Sethji by Shobhaa Dé
My rating: 1 of 5 stars
You wouldn’t have expected a book that plastic-y from a “veteran” author such as Shobhaa De. Maybe once upon a time in a distant, ancient, rural and rustic India, such indecency would have shocked the people of this country and indeed would have made her a runaway success (it actually has!). But today, books like ‘Sethji’ look extremely amateurish – especially written for addicts, perverts and highly frustrated guys.
Not one guy/gal in this book (except for some very docile old ladies!) is normal and it seems everyone loves having extramarital affairs!
The plot line of this book has been chewed in, in thousands of Bollywood ‘dishum-dishums’. Plus, this book lacks in content or emotion. Well, if your sons die, you would at least feel sad for 2 minutes, right? But Sethji is like Maggi noodles…..2 minute main ready…
Well of course, Ms. De wanted to create Howard Roark and Dominique Francon out of MK and Amrita, what she had managed to do is indeed laughable. Amrita is described as a stony lass with a cold reasoning mind, but all she has done in this book is to toss in one man’s arms and turn in other’s.
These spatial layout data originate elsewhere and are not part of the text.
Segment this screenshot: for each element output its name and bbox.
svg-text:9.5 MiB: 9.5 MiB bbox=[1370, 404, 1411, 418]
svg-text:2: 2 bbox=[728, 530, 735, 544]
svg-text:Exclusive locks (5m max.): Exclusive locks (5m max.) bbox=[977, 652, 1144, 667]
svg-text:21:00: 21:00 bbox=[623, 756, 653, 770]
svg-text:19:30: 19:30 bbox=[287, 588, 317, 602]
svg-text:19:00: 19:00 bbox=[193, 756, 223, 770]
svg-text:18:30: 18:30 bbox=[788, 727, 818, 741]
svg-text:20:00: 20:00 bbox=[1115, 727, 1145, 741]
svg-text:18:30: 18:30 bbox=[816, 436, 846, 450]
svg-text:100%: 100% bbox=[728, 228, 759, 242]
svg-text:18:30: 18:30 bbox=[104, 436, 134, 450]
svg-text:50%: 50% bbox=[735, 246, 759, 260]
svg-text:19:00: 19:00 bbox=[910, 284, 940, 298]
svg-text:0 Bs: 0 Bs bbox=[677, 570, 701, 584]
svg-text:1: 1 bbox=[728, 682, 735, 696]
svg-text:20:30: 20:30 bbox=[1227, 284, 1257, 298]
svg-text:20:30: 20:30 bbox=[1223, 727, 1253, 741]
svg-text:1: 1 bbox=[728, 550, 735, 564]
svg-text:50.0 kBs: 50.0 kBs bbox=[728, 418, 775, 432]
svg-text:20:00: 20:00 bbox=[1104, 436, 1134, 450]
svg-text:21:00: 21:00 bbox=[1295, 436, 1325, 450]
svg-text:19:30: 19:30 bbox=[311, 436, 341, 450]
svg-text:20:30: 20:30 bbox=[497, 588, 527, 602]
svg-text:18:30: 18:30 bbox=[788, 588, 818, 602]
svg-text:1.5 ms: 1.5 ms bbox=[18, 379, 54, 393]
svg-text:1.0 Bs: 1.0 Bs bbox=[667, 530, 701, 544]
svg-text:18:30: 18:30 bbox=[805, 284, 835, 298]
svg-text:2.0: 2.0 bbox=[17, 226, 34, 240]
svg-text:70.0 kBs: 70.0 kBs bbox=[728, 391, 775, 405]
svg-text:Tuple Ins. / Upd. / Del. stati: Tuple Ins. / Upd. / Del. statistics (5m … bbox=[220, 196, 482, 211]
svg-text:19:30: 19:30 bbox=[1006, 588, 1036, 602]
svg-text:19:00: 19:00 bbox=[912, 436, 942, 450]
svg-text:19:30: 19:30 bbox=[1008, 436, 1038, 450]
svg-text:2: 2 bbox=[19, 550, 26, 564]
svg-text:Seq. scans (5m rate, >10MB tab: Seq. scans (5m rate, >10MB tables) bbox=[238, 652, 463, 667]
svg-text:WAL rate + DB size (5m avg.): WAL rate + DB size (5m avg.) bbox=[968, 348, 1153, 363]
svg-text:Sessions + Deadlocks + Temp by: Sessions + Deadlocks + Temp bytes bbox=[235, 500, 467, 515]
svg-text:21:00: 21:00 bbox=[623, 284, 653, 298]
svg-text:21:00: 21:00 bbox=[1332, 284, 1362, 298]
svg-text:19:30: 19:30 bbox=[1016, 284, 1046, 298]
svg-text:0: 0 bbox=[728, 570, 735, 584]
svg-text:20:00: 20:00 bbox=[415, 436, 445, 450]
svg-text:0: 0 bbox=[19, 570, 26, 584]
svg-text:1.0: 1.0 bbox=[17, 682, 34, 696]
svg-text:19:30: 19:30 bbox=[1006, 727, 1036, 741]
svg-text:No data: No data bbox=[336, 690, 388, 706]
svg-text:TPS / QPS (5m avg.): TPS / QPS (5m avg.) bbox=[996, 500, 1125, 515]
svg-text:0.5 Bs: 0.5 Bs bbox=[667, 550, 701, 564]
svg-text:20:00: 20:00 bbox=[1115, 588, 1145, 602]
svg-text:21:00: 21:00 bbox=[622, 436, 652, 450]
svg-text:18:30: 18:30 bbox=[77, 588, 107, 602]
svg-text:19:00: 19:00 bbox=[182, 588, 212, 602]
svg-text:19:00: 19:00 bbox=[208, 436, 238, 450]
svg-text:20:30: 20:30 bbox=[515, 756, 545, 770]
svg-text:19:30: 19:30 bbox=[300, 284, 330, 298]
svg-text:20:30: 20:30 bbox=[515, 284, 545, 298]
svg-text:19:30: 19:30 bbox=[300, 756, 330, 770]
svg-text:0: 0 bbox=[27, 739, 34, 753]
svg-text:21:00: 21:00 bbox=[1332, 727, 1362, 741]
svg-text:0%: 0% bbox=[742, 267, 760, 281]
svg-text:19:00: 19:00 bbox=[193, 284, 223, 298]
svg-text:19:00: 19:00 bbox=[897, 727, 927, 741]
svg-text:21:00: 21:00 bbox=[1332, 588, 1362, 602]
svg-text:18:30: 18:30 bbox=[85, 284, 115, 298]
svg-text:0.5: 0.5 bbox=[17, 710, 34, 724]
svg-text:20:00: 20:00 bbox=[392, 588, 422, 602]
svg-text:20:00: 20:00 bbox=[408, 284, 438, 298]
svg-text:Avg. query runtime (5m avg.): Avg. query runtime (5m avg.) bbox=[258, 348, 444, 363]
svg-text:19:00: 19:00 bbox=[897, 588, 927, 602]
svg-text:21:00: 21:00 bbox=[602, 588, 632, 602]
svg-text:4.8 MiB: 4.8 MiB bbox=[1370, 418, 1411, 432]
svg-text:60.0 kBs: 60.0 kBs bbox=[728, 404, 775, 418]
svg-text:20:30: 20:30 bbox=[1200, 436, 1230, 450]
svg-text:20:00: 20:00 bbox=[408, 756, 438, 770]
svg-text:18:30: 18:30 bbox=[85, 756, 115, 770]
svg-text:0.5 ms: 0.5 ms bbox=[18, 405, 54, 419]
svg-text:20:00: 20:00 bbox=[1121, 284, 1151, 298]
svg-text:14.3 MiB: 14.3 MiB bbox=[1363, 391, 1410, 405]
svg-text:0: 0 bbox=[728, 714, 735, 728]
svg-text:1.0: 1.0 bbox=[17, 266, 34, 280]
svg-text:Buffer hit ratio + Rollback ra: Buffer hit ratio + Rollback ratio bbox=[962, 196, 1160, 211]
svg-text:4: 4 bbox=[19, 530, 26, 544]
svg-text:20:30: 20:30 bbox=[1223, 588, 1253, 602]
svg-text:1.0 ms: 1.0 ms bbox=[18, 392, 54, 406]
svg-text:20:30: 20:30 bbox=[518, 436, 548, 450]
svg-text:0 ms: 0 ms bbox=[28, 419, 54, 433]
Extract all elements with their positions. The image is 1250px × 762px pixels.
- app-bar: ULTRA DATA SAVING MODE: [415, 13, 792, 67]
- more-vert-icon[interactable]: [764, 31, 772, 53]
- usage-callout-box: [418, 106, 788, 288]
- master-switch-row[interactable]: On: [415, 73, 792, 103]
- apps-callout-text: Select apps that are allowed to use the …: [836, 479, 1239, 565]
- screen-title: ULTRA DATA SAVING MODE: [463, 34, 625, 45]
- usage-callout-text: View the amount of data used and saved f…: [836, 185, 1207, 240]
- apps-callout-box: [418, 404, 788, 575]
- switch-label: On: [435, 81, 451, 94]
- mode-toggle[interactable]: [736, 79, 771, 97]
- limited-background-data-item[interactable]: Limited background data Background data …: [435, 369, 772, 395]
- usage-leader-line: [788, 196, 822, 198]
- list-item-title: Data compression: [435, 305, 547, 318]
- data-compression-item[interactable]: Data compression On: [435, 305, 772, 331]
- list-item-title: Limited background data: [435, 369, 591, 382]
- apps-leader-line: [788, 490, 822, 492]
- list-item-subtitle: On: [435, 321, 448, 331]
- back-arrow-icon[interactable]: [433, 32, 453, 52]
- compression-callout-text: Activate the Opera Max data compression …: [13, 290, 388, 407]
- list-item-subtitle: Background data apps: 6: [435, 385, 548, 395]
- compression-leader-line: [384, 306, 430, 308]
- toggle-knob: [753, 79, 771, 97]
She as one of the book’s primary characters is a nobody! She neither is headstrong nor does she take any such decisions that would make readers feel in awe of her. Only due to Ms. De’s promptings and nudges, we grudgingly accept that some particular deed in the book maybe, minutely, passably be considered as daring. Sethji himself is extremely gross, all I remember of him is that, “He scratches his groin while thinking” splattered across the book 2-3 times. This is like saying that Chacha Chaudhary‘s brain works faster than a supercomputer, but it is just at least a 1000 times vulgar.
Well, I am not crying ethics and conscience! I am not a saffron-clad purist, but this is an insult to the reader!! Does number of sultry and wet scenes guarantee that an Indian reader (though he may be starved and constricted in the choking grips of the hypocritical and narrow-minded customs of this country) would simply adore the book? That maybe be the icing, but don’t pass it up as a cake. The cake has to be content.
Plus the Hinglish used was extremely jarring, as if each and every character in this book was a “Gori Mem” of the Pre-Independence era. Well, Ms. De does know few North Indian expletives, but to use it even when the setup doesn’t require it – maybe, she is trying to sound cool.
But of course, Ms. De is a good English writer. Her writing is extremely fluent. All I would like to do is to request her not to consider her readers as dogs whose saliva is always dripping, who are gullible, stupid and unconscionable lechers.